The problems with such an analysis are multi-fold. The primary problem with such an analysis is that it over-looks the painfully numerous attacks that Harper and his government have perpetrated against the principles of democracy. Now, whether these attacks demonstrate an inherent 'nasty' side to Harper's personality is a debatable point, but I think it is clear that a very large majority of Canadians object strongly to the ideological import of these attacks. Wearing sweater vests will not make up for this because it is not really a question of 'image' it is a question of ideology.
In other words, Murphy and his ilk, imagine that people are frightened of Harper's "hidden" agenda when in fact it is the more obvious agenda that he has been openly pursuing that is the problem for many people. The so-called tactical mistakes that Harper has made like the recent prorogation of parliament do indeed turn off a number of people who might otherwise vote for the Conservatives because they make people feel as though Harper is mean and power-hungry and, in this case, involved in a real coverup.
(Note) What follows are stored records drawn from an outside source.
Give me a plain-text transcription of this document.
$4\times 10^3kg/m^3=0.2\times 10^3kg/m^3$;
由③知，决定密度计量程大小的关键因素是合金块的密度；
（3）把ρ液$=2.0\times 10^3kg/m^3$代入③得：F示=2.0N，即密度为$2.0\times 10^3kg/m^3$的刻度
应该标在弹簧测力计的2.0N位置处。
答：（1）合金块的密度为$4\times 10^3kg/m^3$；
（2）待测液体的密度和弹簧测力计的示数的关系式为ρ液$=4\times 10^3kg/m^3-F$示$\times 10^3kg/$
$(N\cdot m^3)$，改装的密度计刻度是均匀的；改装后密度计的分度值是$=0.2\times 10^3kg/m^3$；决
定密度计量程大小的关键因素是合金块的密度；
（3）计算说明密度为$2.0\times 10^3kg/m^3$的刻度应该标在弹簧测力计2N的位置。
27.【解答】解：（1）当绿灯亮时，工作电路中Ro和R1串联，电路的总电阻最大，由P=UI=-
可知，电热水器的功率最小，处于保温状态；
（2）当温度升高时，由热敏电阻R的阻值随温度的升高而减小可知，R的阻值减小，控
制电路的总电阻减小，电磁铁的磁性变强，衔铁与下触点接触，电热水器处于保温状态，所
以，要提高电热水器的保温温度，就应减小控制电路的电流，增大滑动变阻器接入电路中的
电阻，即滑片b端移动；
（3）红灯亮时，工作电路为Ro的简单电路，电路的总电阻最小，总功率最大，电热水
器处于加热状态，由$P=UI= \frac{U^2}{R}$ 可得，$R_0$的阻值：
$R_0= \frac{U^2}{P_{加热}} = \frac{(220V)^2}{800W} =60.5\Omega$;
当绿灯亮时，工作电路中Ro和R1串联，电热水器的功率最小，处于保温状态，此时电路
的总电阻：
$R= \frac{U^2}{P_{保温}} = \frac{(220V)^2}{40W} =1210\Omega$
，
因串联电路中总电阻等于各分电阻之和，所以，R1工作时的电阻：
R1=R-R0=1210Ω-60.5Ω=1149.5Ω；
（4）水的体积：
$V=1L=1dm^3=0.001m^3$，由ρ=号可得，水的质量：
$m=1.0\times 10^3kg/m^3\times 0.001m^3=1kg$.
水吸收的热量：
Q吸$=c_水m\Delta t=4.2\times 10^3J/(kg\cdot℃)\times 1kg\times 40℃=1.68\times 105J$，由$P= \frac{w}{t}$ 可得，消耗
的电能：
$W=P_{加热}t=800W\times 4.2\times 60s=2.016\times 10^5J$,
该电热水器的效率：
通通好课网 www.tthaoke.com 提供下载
But for many people it has helped to remind them of Harper's basic ideological offensiveness. Rex Murphy writes almost as though no one really objects to what is a troublingly Americanization of politics in Canada and an ideological agenda that seems to be undermining the parliamentary tradition at the most basic level. There is no doubt that Harper's nasty ultra-partisan streak makes selling this ideology that much more difficult.. But at the heart of this matter is a basic ideological struggle between Harper's Machiavellian, centralizing, pro-big business, anti-democratic, in-humane capitalist agenda on the one hand, and those who oppose that agenda from various points of view on the other. Mr. Murphy, and many others, are unable to acknowledge this because, for one - you can never be totally straightforward with such an agenda but you have to sugar coat it with ideological double-speak, and for another - many of them don't even understand the ideological import of their own beliefs. They are fooled by their own propaganda and believe, for example, that Harper is really concerned about crime when the crime rate is slowly going down and the so-called 'tough on crime' agenda is just a blatant calculation to win votes of a population that is obsessed with crime because of a sensationalizing media.
All I can say is the fact that someone with Rex Murphy's simplistic and shallow analysis can be a major media spokesperson suggests that we are not that far away from the Sarah Palin world of politics.